I
have spent a great deal of time this weekend at home. Honestly I
haven't felt like I could leave. It is hard to do when someone you love
is sick. And you want to do what is best for them. And yet the only
thing you can do is to be present. You can't make them go seek help.
So you pray... and you pray more. And then you fight the feelings in
the back of your mind that say this might be the end. That is what it feels like to live with someone who doesn't care.
The hardest part is these same feelings are the ones I had many a day
when I was still living with my husband. Days where he would do
something crazy like bring home 3 dozen donuts and just start eating
them and then have to give himself insulin. A few hours later then his
sugar would be too low so he would start eating junk food again. And
this crazy cycle would repeat itself. And it brings this feeling to the
back of my mind... one where if I breathe wrong... tears will fall.

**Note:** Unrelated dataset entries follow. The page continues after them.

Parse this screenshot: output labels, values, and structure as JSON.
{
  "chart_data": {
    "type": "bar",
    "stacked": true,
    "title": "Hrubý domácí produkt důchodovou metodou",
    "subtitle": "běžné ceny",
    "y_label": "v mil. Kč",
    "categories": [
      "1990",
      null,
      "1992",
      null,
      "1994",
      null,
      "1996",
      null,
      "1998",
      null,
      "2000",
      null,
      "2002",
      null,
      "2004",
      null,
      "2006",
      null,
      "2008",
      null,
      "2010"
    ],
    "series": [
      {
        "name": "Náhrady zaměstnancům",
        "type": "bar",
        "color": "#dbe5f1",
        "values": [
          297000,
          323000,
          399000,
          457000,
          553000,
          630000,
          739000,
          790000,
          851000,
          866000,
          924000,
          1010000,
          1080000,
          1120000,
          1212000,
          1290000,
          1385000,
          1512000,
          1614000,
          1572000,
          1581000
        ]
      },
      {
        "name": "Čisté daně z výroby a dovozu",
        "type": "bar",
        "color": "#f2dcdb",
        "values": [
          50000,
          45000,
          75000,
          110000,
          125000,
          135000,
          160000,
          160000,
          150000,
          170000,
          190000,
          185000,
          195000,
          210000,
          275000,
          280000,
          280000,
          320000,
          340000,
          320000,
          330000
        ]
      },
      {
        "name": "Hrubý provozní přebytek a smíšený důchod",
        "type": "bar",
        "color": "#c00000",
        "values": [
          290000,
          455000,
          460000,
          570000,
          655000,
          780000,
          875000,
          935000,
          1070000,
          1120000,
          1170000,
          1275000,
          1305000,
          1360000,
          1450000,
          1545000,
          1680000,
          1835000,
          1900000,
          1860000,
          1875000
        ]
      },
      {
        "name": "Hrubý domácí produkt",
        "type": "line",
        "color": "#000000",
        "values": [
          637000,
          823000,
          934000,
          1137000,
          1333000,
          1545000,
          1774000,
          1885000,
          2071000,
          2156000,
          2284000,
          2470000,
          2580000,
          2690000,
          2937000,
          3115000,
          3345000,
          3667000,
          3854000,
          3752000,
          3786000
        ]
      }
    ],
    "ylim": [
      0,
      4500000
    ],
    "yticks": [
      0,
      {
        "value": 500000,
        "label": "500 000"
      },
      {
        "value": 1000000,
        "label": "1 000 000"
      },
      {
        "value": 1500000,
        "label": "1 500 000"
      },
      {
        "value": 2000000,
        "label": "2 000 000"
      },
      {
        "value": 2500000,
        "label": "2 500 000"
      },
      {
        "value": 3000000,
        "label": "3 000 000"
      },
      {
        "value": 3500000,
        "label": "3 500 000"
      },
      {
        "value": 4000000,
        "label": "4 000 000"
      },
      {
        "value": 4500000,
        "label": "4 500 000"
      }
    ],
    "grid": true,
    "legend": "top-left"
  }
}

And I can't do that. I have to be strong. And yet I am wondering why I
must face all these things like they don't bother me. When deep down
they honestly do.
You see... If I don't act like things never
hurt the people who have and are hurting me will know. And then they
will use that against me. And that is a power that creates more hurt
than I can face... As far as advice... break thru thoughts... I have
not a one. Except maybe that even being a faithful follower of Christ
does not make this path easier. Sometimes to me it feels that it is in
many ways harder. But at least when you are facing all of this and the
abuse... you still have the glimmer of hope for the future.